One such referral is Paul, who suffered head injuries when struck by a piece of heavy equipment on a construction site at Dinoworld, a local amusement park. Recently Lawyer filed a personal injury action on Paul’s behalf against Dinoworld. Dinoworld’s attorney immediately filed an answer to the complaint. Lawyer and Dinoworld’s attorney agreed to set the deposition of the Chief Financial Officer (CFO) of Dinoworld within the next ninety days.
Lawyer’s brother-in-law holds an annual pass to Dinoworld. Two weeks ago, he invited Lawyer to a special “passholders-only” event at Dinoworld, at which Dinoworld’s CFO led a tour and made a presentation. At the event, Lawyer declined to wear a name tag and avoided introducing herself. She asked CFO several questions about Dinoworld’s finances, and made some notes about his responses.

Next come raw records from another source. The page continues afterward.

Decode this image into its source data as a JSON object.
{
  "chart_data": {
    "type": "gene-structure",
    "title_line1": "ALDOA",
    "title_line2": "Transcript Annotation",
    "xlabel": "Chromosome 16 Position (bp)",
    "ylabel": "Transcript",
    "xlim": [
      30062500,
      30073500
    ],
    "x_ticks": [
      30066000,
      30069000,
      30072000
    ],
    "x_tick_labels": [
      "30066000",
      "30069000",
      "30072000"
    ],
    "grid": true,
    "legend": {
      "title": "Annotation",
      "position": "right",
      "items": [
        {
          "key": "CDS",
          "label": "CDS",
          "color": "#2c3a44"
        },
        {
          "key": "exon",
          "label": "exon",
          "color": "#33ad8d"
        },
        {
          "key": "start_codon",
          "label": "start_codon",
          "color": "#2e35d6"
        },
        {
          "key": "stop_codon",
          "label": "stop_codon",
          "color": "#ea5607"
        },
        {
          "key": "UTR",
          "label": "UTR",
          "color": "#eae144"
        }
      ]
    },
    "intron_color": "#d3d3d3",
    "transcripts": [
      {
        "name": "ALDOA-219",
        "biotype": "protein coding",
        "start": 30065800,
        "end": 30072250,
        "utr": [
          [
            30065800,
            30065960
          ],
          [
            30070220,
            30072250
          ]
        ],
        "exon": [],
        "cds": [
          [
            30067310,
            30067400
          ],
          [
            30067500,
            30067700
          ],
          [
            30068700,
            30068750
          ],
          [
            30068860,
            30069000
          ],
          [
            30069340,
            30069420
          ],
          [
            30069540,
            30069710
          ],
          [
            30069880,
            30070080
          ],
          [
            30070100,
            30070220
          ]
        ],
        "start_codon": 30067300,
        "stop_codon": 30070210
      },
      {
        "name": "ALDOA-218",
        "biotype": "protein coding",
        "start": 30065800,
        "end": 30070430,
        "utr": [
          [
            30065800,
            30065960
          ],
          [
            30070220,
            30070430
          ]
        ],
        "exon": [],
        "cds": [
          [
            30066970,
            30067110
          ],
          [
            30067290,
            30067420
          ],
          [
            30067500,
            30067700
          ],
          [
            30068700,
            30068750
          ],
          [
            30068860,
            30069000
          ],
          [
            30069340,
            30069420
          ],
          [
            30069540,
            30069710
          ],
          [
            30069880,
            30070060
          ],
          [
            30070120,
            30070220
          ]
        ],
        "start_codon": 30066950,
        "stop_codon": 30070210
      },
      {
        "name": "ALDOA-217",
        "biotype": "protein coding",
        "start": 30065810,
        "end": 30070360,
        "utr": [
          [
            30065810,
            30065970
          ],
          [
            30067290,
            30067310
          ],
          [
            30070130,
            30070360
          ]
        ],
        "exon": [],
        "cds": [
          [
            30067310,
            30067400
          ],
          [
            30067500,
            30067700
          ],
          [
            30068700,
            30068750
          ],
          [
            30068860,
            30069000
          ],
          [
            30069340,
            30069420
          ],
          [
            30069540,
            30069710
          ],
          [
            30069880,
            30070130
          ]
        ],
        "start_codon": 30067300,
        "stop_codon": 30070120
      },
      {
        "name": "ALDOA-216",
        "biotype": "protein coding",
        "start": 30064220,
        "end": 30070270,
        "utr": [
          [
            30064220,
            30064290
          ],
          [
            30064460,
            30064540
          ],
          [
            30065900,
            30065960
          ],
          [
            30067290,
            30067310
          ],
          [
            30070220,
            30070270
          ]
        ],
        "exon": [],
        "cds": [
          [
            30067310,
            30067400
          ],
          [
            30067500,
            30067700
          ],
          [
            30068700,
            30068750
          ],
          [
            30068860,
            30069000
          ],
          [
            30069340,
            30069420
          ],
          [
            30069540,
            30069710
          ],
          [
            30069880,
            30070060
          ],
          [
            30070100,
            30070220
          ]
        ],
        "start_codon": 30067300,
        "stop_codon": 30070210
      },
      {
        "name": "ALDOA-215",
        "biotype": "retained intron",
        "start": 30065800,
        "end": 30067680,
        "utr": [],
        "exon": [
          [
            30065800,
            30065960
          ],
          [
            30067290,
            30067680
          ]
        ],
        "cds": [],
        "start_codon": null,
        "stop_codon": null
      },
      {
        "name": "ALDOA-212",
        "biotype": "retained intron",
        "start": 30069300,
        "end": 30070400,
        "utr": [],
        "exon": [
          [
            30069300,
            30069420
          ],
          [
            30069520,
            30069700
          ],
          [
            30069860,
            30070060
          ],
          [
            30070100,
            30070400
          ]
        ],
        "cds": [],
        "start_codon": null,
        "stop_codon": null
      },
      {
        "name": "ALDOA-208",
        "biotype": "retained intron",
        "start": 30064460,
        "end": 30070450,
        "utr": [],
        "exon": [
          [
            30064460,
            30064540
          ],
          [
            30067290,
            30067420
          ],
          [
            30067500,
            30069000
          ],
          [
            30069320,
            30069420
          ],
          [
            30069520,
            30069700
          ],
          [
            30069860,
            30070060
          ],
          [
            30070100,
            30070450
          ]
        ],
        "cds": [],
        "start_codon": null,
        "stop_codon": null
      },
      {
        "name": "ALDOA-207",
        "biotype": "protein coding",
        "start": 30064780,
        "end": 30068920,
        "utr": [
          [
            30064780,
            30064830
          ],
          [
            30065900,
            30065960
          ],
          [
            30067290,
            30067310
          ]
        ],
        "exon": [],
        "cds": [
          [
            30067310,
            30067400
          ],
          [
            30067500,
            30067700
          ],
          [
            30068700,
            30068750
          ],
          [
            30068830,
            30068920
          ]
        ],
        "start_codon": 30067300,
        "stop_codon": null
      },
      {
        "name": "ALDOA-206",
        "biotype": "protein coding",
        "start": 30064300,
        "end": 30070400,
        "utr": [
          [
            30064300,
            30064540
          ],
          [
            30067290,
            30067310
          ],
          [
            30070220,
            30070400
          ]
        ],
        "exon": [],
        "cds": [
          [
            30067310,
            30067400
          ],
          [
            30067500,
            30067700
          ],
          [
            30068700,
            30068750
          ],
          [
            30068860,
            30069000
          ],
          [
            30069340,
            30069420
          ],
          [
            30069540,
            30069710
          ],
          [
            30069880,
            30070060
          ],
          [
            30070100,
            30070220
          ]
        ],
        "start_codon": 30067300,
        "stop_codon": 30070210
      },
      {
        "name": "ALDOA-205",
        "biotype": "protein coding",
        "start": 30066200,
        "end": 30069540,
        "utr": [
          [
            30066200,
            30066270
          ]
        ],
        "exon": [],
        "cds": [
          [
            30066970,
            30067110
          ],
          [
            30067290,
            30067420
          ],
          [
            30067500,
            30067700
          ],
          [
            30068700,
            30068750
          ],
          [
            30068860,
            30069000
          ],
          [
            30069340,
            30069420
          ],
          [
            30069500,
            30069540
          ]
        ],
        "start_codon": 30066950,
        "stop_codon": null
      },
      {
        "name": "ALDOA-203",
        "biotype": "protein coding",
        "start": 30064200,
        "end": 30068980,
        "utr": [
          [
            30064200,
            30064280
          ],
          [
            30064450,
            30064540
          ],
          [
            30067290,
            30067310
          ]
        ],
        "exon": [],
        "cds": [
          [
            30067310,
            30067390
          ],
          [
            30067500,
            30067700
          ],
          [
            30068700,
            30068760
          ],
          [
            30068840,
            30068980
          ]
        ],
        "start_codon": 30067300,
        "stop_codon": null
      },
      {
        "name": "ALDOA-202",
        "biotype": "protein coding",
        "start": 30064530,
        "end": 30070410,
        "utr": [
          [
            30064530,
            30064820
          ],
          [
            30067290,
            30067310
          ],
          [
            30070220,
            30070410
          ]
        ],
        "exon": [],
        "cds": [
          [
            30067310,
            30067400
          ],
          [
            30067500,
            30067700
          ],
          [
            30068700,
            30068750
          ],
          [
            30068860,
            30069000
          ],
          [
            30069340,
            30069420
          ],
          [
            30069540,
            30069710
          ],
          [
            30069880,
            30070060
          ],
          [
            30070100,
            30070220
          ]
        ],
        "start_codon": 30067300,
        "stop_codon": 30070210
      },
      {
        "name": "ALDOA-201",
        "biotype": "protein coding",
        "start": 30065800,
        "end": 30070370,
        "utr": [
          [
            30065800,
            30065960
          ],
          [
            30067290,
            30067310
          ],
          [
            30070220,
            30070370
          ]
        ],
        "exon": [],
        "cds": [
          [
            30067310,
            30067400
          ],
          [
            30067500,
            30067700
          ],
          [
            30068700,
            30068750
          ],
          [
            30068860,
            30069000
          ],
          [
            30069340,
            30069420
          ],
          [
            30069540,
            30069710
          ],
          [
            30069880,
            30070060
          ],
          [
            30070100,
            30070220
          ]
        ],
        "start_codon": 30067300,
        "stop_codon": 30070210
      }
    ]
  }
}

What ethical duties, if any, has Lawyer breached? Discuss.
Answer
[Torts]
Jack owned the world’s largest uncut diamond, the “Star,” worth $1 million uncut, but $3 million if cut into finished gems. Of the 20 master diamond cutters in the world, 19 declined to undertake the task because of the degree of difficulty. One mistake would shatter the Star into worthless fragments.
One master diamond cutter, Chip, studied the Star and agreed with Jack in writing to cut the Star for $100,000, payable upon successful completion. As Chip was crossing the street to enter Jack’s premises to cut the Star, Chip was knocked down by a slow moving car driven by Wilbur. Wilbur had driven through a red light and did not see Chip, who was crossing with the light. Chip suffered a gash on his leg, which bled profusely. Though an ordinary person would have recovered easily, Chip was a hemophiliac (uncontrollable bleeder) and died as a result of the injury. Chip left a widow, Melinda.
Jack, who still has the uncut Star, engaged Lawyer to sue Wilbur in negligence for the $2 million difference between the value of the diamond as cut and as uncut. Lawyer allowed the applicable statute of limitations to expire without filing suit.
1.What claims, if any, may Melinda assert against Wilbur, and what damages, if any, may she recover? Discuss.
2.What claims, if any, may Jack assert against Lawyer, and what damages, if any, may he recover? Discuss.